Nelson Mandela nesse contexto, era um nacionalista, advogado e político membro do Conselho Executivo. Acontece que com o regime do Apartheid, ele passa a entender que não havia como lutar ao lado do governo, e se une ao Congresso Nacional Africano, se tornando um braço armado pra lutar contra o estado. Apesar de ser inicialmente um pacifista, a situação de violência no país o fez entender que não se disporia de capacidade de lutar contra esse regime por meios não armados. Com atenuamento do conflito, ele acaba sendo presos perpetuamente. Na prisão, há relatos de que tentar enloquece-lo de diversas formas diferentes. A ídeia era abafar o líder do movimento e conter a resistência ao regime implantado, e, principalmente, manter os brancos no poder, de modo que a população negra, cerca de 70% à época, não podia votar.
Em 80 a situação se torna insustentável, o movimento ganha força. Nesse período, mais de 50mil pessoas já haviam sido mortas ou torturadas sem que o país tivesse em guerra oficialmente. A nível de contexto geopolítico, era também o fim da Guerra Fria e entrada do regime neoliberal no mundo, onde o estado se enfraquece.

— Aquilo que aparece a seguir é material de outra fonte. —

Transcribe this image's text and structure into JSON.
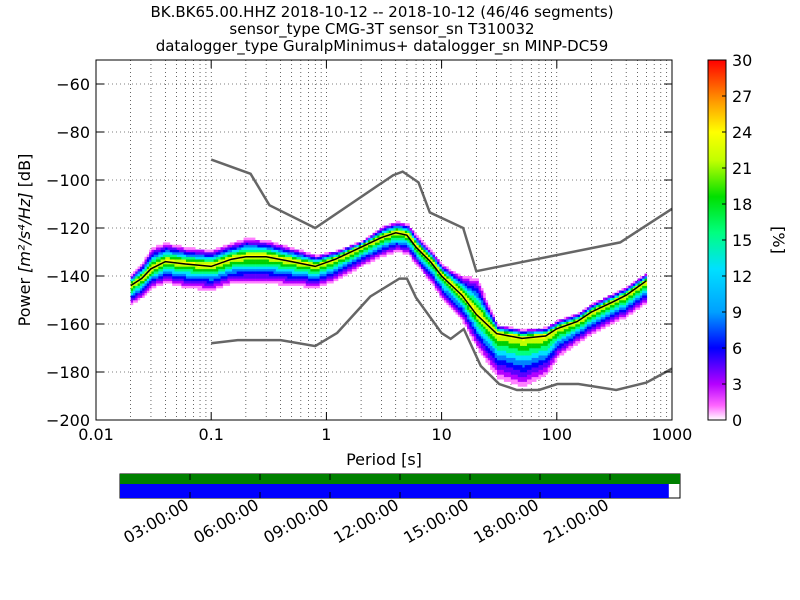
{
  "title_lines": [
    "BK.BK65.00.HHZ   2018-10-12 -- 2018-10-12  (46/46 segments)",
    "sensor_type CMG-3T sensor_sn T310032",
    "datalogger_type GuralpMinimus+ datalogger_sn MINP-DC59"
  ],
  "chart_data": {
    "type": "heatmap",
    "xlabel": "Period [s]",
    "ylabel_text": "Power ",
    "ylabel_units": "[m²/s⁴/Hz]",
    "ylabel_suffix": " [dB]",
    "x_scale": "log",
    "xlim": [
      0.01,
      1000
    ],
    "ylim": [
      -200,
      -50
    ],
    "x_ticks": [
      0.01,
      0.1,
      1,
      10,
      100,
      1000
    ],
    "x_tick_labels": [
      "0.01",
      "0.1",
      "1",
      "10",
      "100",
      "1000"
    ],
    "y_ticks": [
      -200,
      -180,
      -160,
      -140,
      -120,
      -100,
      -80,
      -60
    ],
    "y_tick_labels": [
      "−200",
      "−180",
      "−160",
      "−140",
      "−120",
      "−100",
      "−80",
      "−60"
    ],
    "grid": "dotted",
    "colorbar": {
      "label": "[%]",
      "range": [
        0,
        30
      ],
      "ticks": [
        "0",
        "3",
        "6",
        "9",
        "12",
        "15",
        "18",
        "21",
        "24",
        "27",
        "30"
      ]
    },
    "nhnm_model": {
      "periods": [
        0.1,
        0.22,
        0.32,
        0.8,
        3.8,
        4.6,
        6.3,
        7.9,
        15.4,
        20,
        354.8,
        1000
      ],
      "db": [
        -91.5,
        -97.4,
        -110.5,
        -120,
        -98,
        -96.5,
        -101,
        -113.5,
        -120,
        -138,
        -126,
        -112
      ]
    },
    "nlnm_model": {
      "periods": [
        0.1,
        0.17,
        0.4,
        0.8,
        1.24,
        2.4,
        4.3,
        5,
        6,
        10,
        12,
        15.6,
        21.9,
        31.6,
        45,
        70,
        101,
        154,
        328,
        600,
        1000
      ],
      "db": [
        -168,
        -166.7,
        -166.7,
        -169.2,
        -163.7,
        -148.6,
        -141.1,
        -141.1,
        -149,
        -163.8,
        -166.2,
        -162.1,
        -177.5,
        -185,
        -187.5,
        -187.5,
        -185,
        -185,
        -187.5,
        -184.4,
        -178.6
      ]
    },
    "mode_curve": {
      "periods": [
        0.02,
        0.025,
        0.03,
        0.04,
        0.06,
        0.1,
        0.15,
        0.2,
        0.3,
        0.5,
        0.8,
        1.2,
        2,
        3,
        4,
        5,
        6,
        8,
        10,
        15,
        20,
        30,
        50,
        80,
        100,
        150,
        200,
        300,
        400,
        600
      ],
      "db": [
        -144,
        -141,
        -137,
        -134,
        -135,
        -136,
        -133,
        -132,
        -132,
        -134,
        -136,
        -133,
        -128,
        -124,
        -122,
        -123,
        -128,
        -134,
        -140,
        -148,
        -156,
        -164,
        -166,
        -165,
        -162,
        -159,
        -155,
        -151,
        -148,
        -142
      ]
    },
    "spread_upper": [
      -4,
      -6,
      -8,
      -7,
      -6,
      -6,
      -6,
      -7,
      -6,
      -5,
      -4,
      -3,
      -2,
      -4,
      -4,
      -4,
      -4,
      -4,
      -4,
      -7,
      -14,
      -3,
      -3,
      -3,
      -3,
      -3,
      -3,
      -3,
      -3,
      -3
    ],
    "spread_lower": [
      2,
      2,
      2,
      3,
      4,
      4,
      4,
      5,
      5,
      4,
      3,
      3,
      2,
      2,
      2,
      2,
      2,
      3,
      4,
      5,
      8,
      12,
      14,
      10,
      6,
      3,
      3,
      3,
      3,
      3
    ]
  },
  "timeline": {
    "tick_labels": [
      "03:00:00",
      "06:00:00",
      "09:00:00",
      "12:00:00",
      "15:00:00",
      "18:00:00",
      "21:00:00"
    ],
    "data_fraction": 0.98,
    "data_color": "#0000ff",
    "segment_color": "#008000"
  }
}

Além disso, a pressão da ONU e demais instituições internacionais, somada a crise econômica e política instaurada leva a necessidade de consiliação. Em 1989 Pieter Botha, então presidente, sobre um derrame e deixa o cargo de líder do Partido Nacional para Klerk, um importante político que acreditava que o apartheid era insustentável. Klerk propõem uma negociação e promete libertar Mandela, assim como estabelecer um acordo para acabar com o Apartheid. Pela capacidade de resolver o conflito, eles ganharam o nobel da paz. Com a reinserção da maioria da população nas dinâmicas econômicas e sociais, a África do Sul voltou a apresentar bons índices de desenvolvimento. Importante destacar a Copa do Mundo de 2011 e a inserção do país nos BRICS, o que demonstra os avanços que vem ocorrendo no país.